Batizada de Ernst, ela foi marcada pela organização OCEARCH em outubro de 2025, na costa da Nova Escócia. O animal é classificado como uma fêmea subadulta, portanto ainda pode crescer antes de alcançar a maturidade.
Curiosidades sobre tubarões-brancos
Meses sem aparecer no mapa
O rastreador instalado em Ernst não funciona como o GPS de um celular. A etiqueta presa à nadadeira dorsal precisa sair da água por alguns instantes para conseguir enviar um sinal aos satélites.
Tendo isso em mente, uma das explicações para o pseudodesaparecimento do animal é que a nadadeira ficou tempo demais submersa. Ela precisa de alguns instantes exposta fora da água e estar no raio do satélite para ser captada.
Cada localização transmitida é chamada de ping. Sinais muito curtos podem registrar apenas que a etiqueta funcionou, sem fornecer coordenadas precisas. Os mapas mostram pontos isolados, não uma linha contínua da viagem.
Odisseia de Ernst
Depois de ser marcada no Canadá, Ernst avançou para o sul dos Estados Unidos. Durante o inverno do Hemisfério Norte, ela passou por áreas próximas à Flórida, ao Alabama e ao norte do Golfo do México.
Com a chegada dos meses mais quentes, a fêmea iniciou o caminho de volta. Ela subiu pela costa leste norte-americana, passou pela região de Nova York e alcançou o Golfo de São Lourenço, no Canadá.

Tubarões estão ficando mais tempo no Canadá
Um estudo publicado na revista científica Marine Ecology Progress Series analisou dados de 260 tubarões-brancos monitorados entre 2014 e 2023 em águas canadenses.
Os pesquisadores observaram uma mudança consistente a partir de 2019. Entre 2018 e 2022, a probabilidade de tubarões alcançarem uma área monitorada perto de Halifax cresceu 2,4 vezes.
No Estreito de Cabot, passagem que separa a Nova Escócia da ilha de Terra Nova, a chance estimada de migração aumentou cerca de 3,7 vezes no mesmo período
Além disso, o tempo médio de permanência nas águas do norte avançou de aproximadamente 48 para 70 dias. Isso indica que os animais não estão apenas chegando em maior número, mas também ficando por mais tempo.

Migração predatória
Uma das principais explicações envolve a recuperação das populações de focas-cinzentas e focas-comuns.
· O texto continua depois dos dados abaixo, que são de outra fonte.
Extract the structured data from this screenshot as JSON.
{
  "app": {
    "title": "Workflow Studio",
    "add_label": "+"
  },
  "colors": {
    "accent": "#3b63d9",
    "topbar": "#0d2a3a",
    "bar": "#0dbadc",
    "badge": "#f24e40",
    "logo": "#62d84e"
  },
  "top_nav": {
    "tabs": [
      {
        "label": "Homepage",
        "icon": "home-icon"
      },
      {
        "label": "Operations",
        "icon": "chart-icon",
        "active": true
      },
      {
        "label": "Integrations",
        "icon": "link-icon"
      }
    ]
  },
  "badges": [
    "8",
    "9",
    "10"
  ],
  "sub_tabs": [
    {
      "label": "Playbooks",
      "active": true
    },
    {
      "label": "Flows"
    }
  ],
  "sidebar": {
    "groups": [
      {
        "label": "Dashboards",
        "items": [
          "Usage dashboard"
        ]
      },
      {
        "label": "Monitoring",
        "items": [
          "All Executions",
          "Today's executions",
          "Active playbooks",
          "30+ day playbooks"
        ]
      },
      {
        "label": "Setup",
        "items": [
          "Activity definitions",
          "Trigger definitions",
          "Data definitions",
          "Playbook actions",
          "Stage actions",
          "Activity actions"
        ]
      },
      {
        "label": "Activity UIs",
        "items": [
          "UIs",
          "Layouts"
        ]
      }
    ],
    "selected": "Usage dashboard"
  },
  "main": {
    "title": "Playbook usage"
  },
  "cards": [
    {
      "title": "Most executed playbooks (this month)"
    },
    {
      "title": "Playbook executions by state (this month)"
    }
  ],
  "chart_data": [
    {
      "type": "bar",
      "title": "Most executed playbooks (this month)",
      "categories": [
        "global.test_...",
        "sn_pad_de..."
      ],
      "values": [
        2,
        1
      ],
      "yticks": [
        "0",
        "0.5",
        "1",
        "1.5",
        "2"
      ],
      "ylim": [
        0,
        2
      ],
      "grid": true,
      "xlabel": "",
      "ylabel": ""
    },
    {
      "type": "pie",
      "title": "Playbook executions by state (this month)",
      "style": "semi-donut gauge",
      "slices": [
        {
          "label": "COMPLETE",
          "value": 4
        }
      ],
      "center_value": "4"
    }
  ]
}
Esses mamíferos marinhos são presas importantes para tubarões-brancos de grande porte.
Leis de proteção adotadas nos Estados Unidos e no Canadá permitiram que populações de focas voltassem a crescer. Como consequência, os predadores passaram a encontrar uma fonte mais abundante de alimento em áreas que tinha menos presas anteriormente.